In den Provinzen Chubut und Neuquen in Patagonien werden Aufforstungs- und Rehabilitationsmaßnahmen umgesetzt, um an den Standorten eine angemessene Bewaldung wieder herzustellen. Die meisten Flächen sind bei Projektbeginn, als Folge der starken Waldvernichtung überwiegend Ende des 19. Jahrhunderts zu Gunsten extensiver Weidenutzung, stark degradiert. Aufgrund der starken Erosion und den extremen klimatischen Bedingungen schaffen es nur sehr wenige Baumarten hier zu wachsen. Daher wird vorerst mit der sehr widerstandsfähigen Kiefernart Pinus ponderosa gearbeitet. Wenn sich diese etabliert hat, werden die Wälder durch zusätzliche möglichst einheimische Baumarten ergänzt, um langfristig wieder ein intaktes natürliches Ökosystem zu schaffen.

Projektstandorte
Die Projektstandorte liegen in den Provinzen Chubut und Neuquen. ­Generell gibt es in den Provinzen Chubut und Neuquen viele Flächen, die aufgrund der Weidewirtschaft stark degradiert sind. Sobald die konkreten Flächen feststehen, werden sie auf unserer Homepage veröffentlicht.

Projektziele
Aufgrund massiver Waldvernichtung, die überwiegend Ende des 19. Jahrhunderts stattfand und anschließender extensiver Weidenutzung, sind viele Flächen stark degradiert. Die Aufforstung wird auf den degradierten Standorten mit Gelbkiefer (pinus ponderosa), einer Pionierbaumart, durchgeführt. Diese Baumart macht es möglich, die Böden wieder für heimische Baumarten aufzubereiten, die in der zweiten Waldgeneration angesiedelt werden sollen.
Dort wo es die Wuchsbedingungen zulassen, werden heimische Laubbaumarten (z.B. Nothofagus) angepflanzt, um einen nachhaltigen Mischwald zu etablieren.
Neben dem Ziel der Kohlenstoffbindung verfolgt dieses Projekt das Ziel, die Biodiversität zu erhöhen, die Bodenfruchtbarkeit wieder herzustellen und ein intaktes Ökosystem zu schaffen. Darüber hinaus sollen Arbeitsplätze geschaffen werden.

Baumarten
In erster Linie wird bei diesem Projekt pinus ponderosa (Kelbkiefer) gepflanzt. PrimaKlima unterstützt darüber hinaus Anpflanzungen mit weiteren Baumarten, wie austrocedrus chilensis (Chilezeder), nothofagus obliqua (Pellin-Scheinbuche) und nothofagus nervosa (Rauli).

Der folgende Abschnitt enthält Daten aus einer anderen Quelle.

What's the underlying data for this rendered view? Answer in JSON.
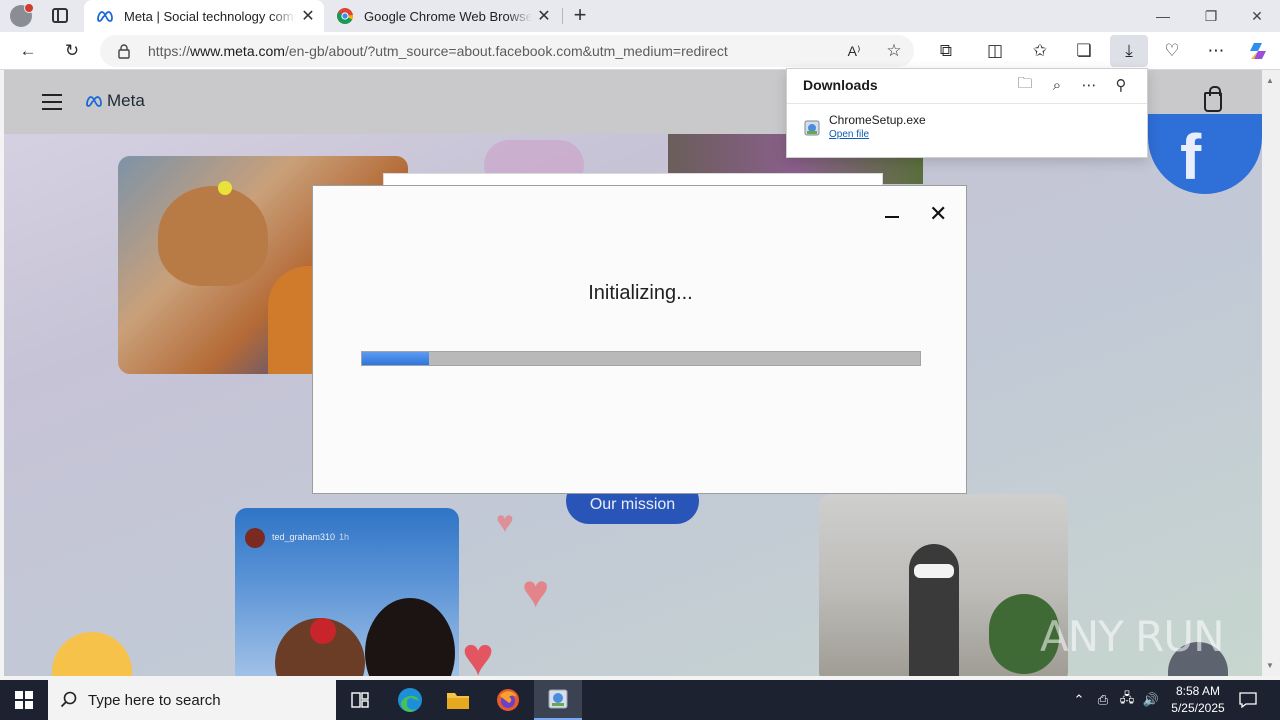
{
  "browser": {
    "tabs": [
      {
        "title": "Meta | Social technology company",
        "favicon": "meta-icon",
        "active": true
      },
      {
        "title": "Google Chrome Web Browser: Fi...",
        "favicon": "chrome-icon",
        "active": false
      }
    ],
    "url_prefix": "https://",
    "url_domain": "www.meta.com",
    "url_path": "/en-gb/about/?utm_source=about.facebook.com&utm_medium=redirect",
    "accent": "#0f5bb5"
  },
  "downloads": {
    "title": "Downloads",
    "item_name": "ChromeSetup.exe",
    "item_action": "Open file"
  },
  "page": {
    "brand": "Meta",
    "mission_button": "Our mission",
    "story_user": "ted_graham310",
    "story_time": "1h"
  },
  "installer": {
    "status": "Initializing...",
    "progress_fraction": 0.12,
    "progress_color": "#3b82e6"
  },
  "watermark": "ANY RUN",
  "taskbar": {
    "search_placeholder": "Type here to search",
    "time": "8:58 AM",
    "date": "5/25/2025"
  }
}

Soziale und ökologische Zusatzeffekte
Die Wiederbewaldungen helfen, die stark verminderte Artenvielfalt des Lebensraums in der Region zu erhöhen. Durch die Aufforstungen wird die Bodenfruchtbarkeit erhöht und so die Grundlage geschaffen, dass auf den Flächen langfristig ein natürlicher Mischwald entstehen kann. Allein durch die Aufforstung erhöht sich die Biodiversität auf den Flächen deutlich. Weiterhin wird der Boden vor einer weiteren Erosion durch Wasser und Luft geschützt und die Wasserhaltefähigkeit des Bodens langfristig verbessert.
Neben den ökologischen Vorteilen werden Beschäftigungsmöglichkeiten im ländlichen Raum geschaffen. Auf längere Sicht kann sich in diesen Regionen eine holzbasierte Wertschöpfungskette bilden.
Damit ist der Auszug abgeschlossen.